The terrorist attacks by Hamas militants crossing the border from Gaza to Israel in October 2023 and the subsequent military response by the Israeli government in Gaza has resulted in significant unrest within that region. During 2024, the state of Israel has also been a target of coordinated missile and drone attacks launched by the Republic of Iran and its proxies. In January 2025, a cease-fire agreement was signed between Hamas and the Israeli government; however, its potential to lead to a long-term peace deal or greater stability remains uncertain. A potential resumption of violence or the involvement of other terrorist groups or foreign powers in the region could impact our employees and operations in future periods. Additionally, in May 2024, in response to ongoing military actions, the government of Turkey implemented restrictions on the import of goods manufactured within Israel for sale in the Turkish market. Sales of our products made in Israel and sold in Turkey represent approximately 1% of our global sales of Implant & Prosthetic Solutions reporting unit, but this product category is an area of relatively high potential growth. It is not clear when these restrictions will be lifted or if other countries will institute similar restrictions.
Our operations in Israel consist of two manufacturing facilities for implant products, with one site in northern Israel and one in southern Israel, which together employ approximately 350 associates. These facilities continue to operate. We could face future production slowdowns or closures due to the impacts of the war, including having employees called to active military duty, or due to other resource constraints, such as the inability to source materials for production.
For the year ended December 31, 2024, net sales of products produced at these sites comprised approximately 3% of our consolidated net sales and 13% of the net sales attributed to our Orthodontic and Implant Solutions segment. Net assets within Israel totaled $180 million as of December 31, 2024, consisting primarily of acquired technology, property, plant and equipment, cash and inventory associated with our operations in country. Our operations in Israel have not been materially impacted by the conflict, and consequently, we have not recorded any allowance for doubtful accounts, inventory reserves, or fixed asset impairments through the year ended December 31, 2024. The Company continues to monitor developments and prepare contingency plans to limit potential disruptions.
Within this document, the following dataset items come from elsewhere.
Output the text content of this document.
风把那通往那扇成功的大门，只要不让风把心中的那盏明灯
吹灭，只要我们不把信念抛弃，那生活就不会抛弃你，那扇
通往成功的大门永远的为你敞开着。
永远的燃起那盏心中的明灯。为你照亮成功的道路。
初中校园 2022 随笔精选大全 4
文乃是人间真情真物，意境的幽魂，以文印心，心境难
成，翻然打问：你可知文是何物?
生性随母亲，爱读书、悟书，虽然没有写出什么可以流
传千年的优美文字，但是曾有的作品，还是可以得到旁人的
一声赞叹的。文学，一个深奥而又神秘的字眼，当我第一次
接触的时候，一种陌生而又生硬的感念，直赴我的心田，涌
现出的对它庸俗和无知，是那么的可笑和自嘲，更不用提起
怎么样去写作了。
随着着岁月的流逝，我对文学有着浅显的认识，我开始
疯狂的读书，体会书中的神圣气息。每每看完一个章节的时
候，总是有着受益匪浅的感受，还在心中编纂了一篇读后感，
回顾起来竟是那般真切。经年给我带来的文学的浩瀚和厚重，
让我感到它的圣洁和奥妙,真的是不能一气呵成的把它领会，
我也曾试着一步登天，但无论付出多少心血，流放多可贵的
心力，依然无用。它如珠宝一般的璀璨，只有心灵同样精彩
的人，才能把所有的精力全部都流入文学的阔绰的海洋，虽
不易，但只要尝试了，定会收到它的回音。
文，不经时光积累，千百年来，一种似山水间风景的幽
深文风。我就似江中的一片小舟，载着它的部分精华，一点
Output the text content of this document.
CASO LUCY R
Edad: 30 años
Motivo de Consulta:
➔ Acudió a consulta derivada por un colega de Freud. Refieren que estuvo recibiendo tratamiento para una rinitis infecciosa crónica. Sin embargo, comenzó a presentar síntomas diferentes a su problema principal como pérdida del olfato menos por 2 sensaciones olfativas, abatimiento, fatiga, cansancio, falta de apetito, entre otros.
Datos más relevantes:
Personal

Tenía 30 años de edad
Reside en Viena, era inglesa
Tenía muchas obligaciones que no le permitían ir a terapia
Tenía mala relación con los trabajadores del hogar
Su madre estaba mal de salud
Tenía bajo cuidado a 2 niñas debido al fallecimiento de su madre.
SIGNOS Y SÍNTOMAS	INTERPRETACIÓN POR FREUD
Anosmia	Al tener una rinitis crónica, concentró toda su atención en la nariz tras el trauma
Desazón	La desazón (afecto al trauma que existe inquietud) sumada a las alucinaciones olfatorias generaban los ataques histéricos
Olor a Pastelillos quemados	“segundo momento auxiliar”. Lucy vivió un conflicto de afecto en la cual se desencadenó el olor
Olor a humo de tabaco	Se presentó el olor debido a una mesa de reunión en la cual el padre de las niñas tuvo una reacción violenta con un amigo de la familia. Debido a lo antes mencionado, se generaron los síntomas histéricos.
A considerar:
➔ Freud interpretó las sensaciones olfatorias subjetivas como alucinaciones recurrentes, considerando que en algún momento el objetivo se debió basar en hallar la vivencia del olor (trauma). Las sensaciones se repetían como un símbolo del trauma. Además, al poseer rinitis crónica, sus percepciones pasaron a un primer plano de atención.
Additionally, we sell products from across our portfolio to distributors and dental practices within Israel and its neighbors which may face reduced patient traffic and demand for our products in the near term. Net sales for products sold to our customers in Israel comprised approximately 1% of our consolidated net sales for the year ended December 31, 2024.
While Israel does not constitute a material portion of our business, a significant escalation or expansion of the conflict could result in loss of sales and market position, disrupt our supply chain, broaden inflationary costs including energy prices, and have a material adverse effect on our results of operations.
Additionally, other events, such as the outbreak of a global pandemic or other adverse public health developments could materially affect our business in a number of ways, including:
- reduced demand for our products in certain regions or our inability to timely meet our customer's orders,- the failure of third parties to meet their obligations to us, or significant disruptions in their ability to do so, and - uncertainty in the global financial markets.